Indeed, the special relationship between the US executive branch and AIPAC was the triumph of twenty years of work by former AIPAC policy director Rosen, who looks set to become a victim of it. "Rosen invented executive branch lobbying," says one source familiar with Rosen who asked to speak on background. "The tyranny of fear that AIPAC has in this town was built by Steve Rosen. AIPAC would never have gotten in trouble if it had stuck to working the halls of Congress. They fact is, Hill staffers don't know very much that's not open. When you start wandering around the Pentagon and State Department, that is not traditional lobbying. Steve Rosen sold that to AIPAC when he came [to the organization] in 1982." And not just targeting the Pentagon and State, but apparently the White House itself. Rosen and Weissman's consultation with the NSC's Abrams would reflect that unusual power dynamic, which may fall outside the focus of the FBI's criminal jurisdiction but which adds to the case's potentially radioactive political fallout.

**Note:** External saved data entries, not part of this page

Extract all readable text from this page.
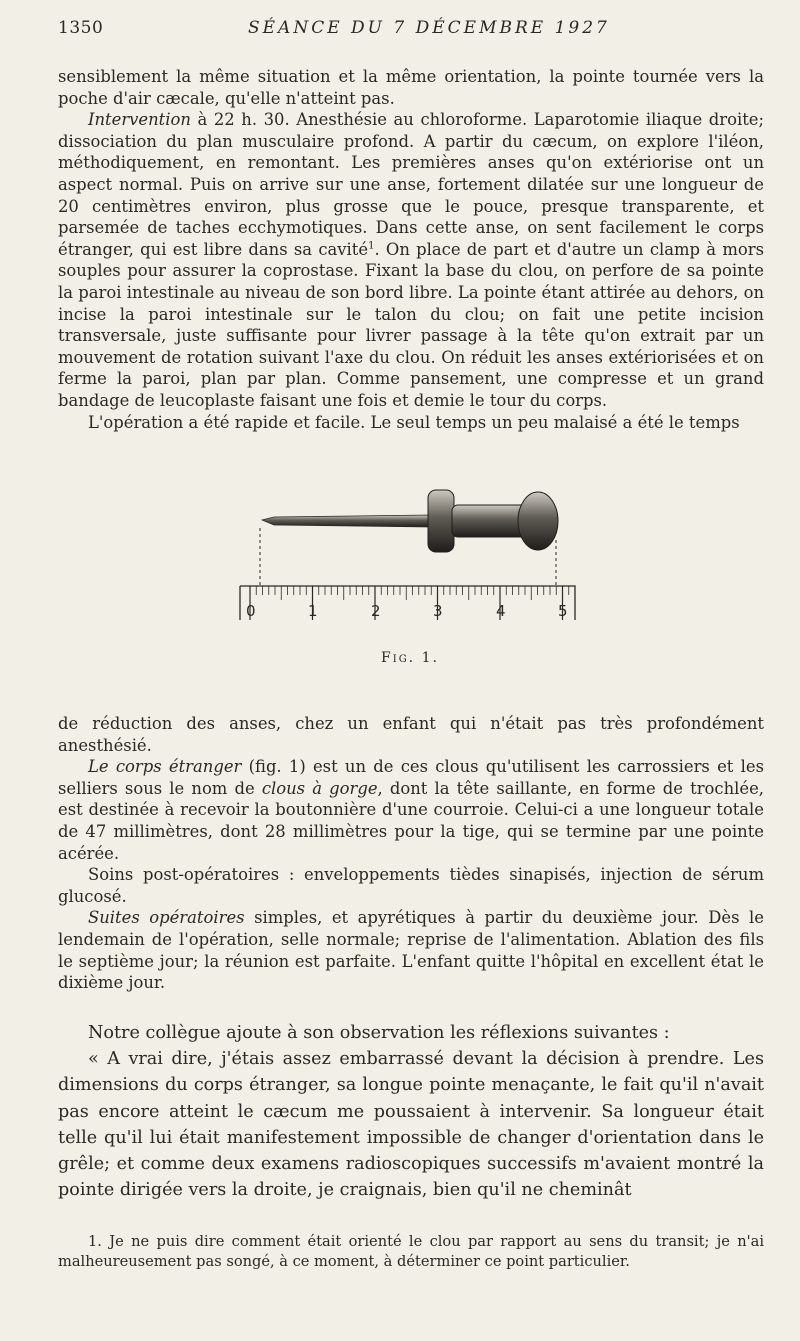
1350	SÉANCE DU 7 DÉCEMBRE 1927

sensiblement la même situation et la même orientation, la pointe tournée vers la poche d'air cæcale, qu'elle n'atteint pas.

Intervention à 22 h. 30. Anesthésie au chloroforme. Laparotomie iliaque droite; dissociation du plan musculaire profond. A partir du cæcum, on explore l'iléon, méthodiquement, en remontant. Les premières anses qu'on extériorise ont un aspect normal. Puis on arrive sur une anse, fortement dilatée sur une longueur de 20 centimètres environ, plus grosse que le pouce, presque transparente, et parsemée de taches ecchymotiques. Dans cette anse, on sent facilement le corps étranger, qui est libre dans sa cavité$^1$. On place de part et d'autre un clamp à mors souples pour assurer la coprostase. Fixant la base du clou, on perfore de sa pointe la paroi intestinale au niveau de son bord libre. La pointe étant attirée au dehors, on incise la paroi intestinale sur le talon du clou; on fait une petite incision transversale, juste suffisante pour livrer passage à la tête qu'on extrait par un mouvement de rotation suivant l'axe du clou. On réduit les anses extériorisées et on ferme la paroi, plan par plan. Comme pansement, une compresse et un grand bandage de leucoplaste faisant une fois et demie le tour du corps.

L'opération a été rapide et facile. Le seul temps un peu malaisé a été le temps

0	1	2	3	4	5
Fig. 1.

de réduction des anses, chez un enfant qui n'était pas très profondément anesthésié.

Le corps étranger (fig. 1) est un de ces clous qu'utilisent les carrossiers et les selliers sous le nom de clous à gorge, dont la tête saillante, en forme de trochlée, est destinée à recevoir la boutonnière d'une courroie. Celui-ci a une longueur totale de 47 millimètres, dont 28 millimètres pour la tige, qui se termine par une pointe acérée.

Soins post-opératoires : enveloppements tièdes sinapisés, injection de sérum glucosé.

Suites opératoires simples, et apyrétiques à partir du deuxième jour. Dès le lendemain de l'opération, selle normale; reprise de l'alimentation. Ablation des fils le septième jour; la réunion est parfaite. L'enfant quitte l'hôpital en excellent état le dixième jour.

Notre collègue ajoute à son observation les réflexions suivantes :

« A vrai dire, j'étais assez embarrassé devant la décision à prendre. Les dimensions du corps étranger, sa longue pointe menaçante, le fait qu'il n'avait pas encore atteint le cæcum me poussaient à intervenir. Sa longueur était telle qu'il lui était manifestement impossible de changer d'orientation dans le grêle; et comme deux examens radioscopiques successifs m'avaient montré la pointe dirigée vers la droite, je craignais, bien qu'il ne cheminât

1. Je ne puis dire comment était orienté le clou par rapport au sens du transit; je n'ai malheureusement pas songé, à ce moment, à déterminer ce point particulier.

The case is now poised to take an even more unfortunate twist. News reports indicate that the FBI hopes to begin questioning journalists as witnesses, setting up an echo of the Valerie Plame leak case, in which an investigation into government malfeasance turned into an excuse to harass journalists. At this point, the FBI will move forward on the Franklin case, with indictments of the former AIPAC officials likely to follow. In the process, any efforts of Franklin and his Pentagon colleagues to pursue unconventional channels, including secret meetings with the arms dealer Ghorbanifar, to agitate for tougher White House action on Iranian activities in Iraq--and indeed the larger policy goal of getting the White House to sign off on a plan to destabilize Tehran--may be lost in the shuffle. (In this regard, it's curious that the promised Senate Intelligence Committee investigation of the Ghorbanifar meeting and the Administration's faulty pre-Iraq War intelligence, including an investigation of the activities of the Pentagon office of Douglas Feith, seems to have fallen by the wayside.)

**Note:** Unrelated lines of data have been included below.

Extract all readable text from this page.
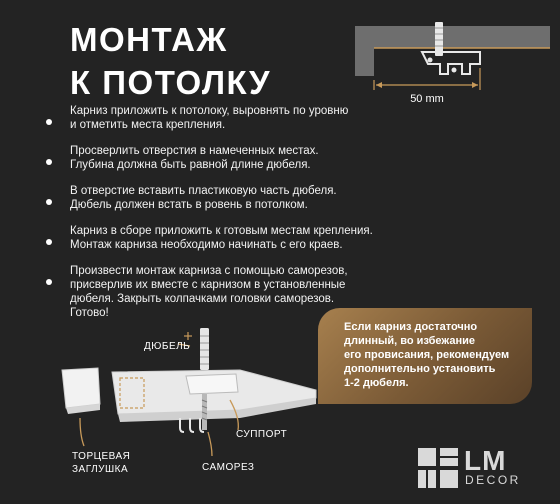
МОНТАЖ
К ПОТОЛКУ	50 mm
Карниз приложить к потолоку, выровнять по уровню
и отметить места крепления.
Просверлить отверстия в намеченных местах.
Глубина должна быть равной длине дюбеля.
В отверстие вставить пластиковую часть дюбеля.
Дюбель должен встать в ровень в потолком.
Карниз в сборе приложить к готовым местам крепления.
Монтаж карниза необходимо начинать с его краев.
Произвести монтаж карниза с помощью саморезов,
присверлив их вместе с карнизом в установленные
дюбеля. Закрыть колпачками головки саморезов.
Готово!
Если карниз достаточно
длинный, во избежание
его провисания, рекомендуем
дополнительно установить
1-2 дюбеля.
ДЮБЕЛЬ
ТОРЦЕВАЯ
ЗАГЛУШКА
СУППОРТ
САМОРЕЗ	LM
DECOR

It's also worth noting that, even though the FBI's original interest seems to have centered on AIPAC, the organization has, so far at least, emerged from the investigation with just a few bruises. The lobby group's massive annual policy conference takes place this weekend, May 22-24, and all the usual Washington power brokers, including perhaps half of Congress, will be in attendance. Slated to address the event are Israeli Prime Minister Ariel Sharon, US Secretary of State Condoleezza Rice and other political heavyweights from Washington and Tel Aviv. The central thrust of the AIPAC conference, as in past years, will be in heightening its elite American audience's perception of the Iranian nuclear threat--in other words, just the nexus of issues that concerned players such as Franklin and the dismissed AIPAC officials. Their fate could be a mere wrinkle in a larger show that must go on.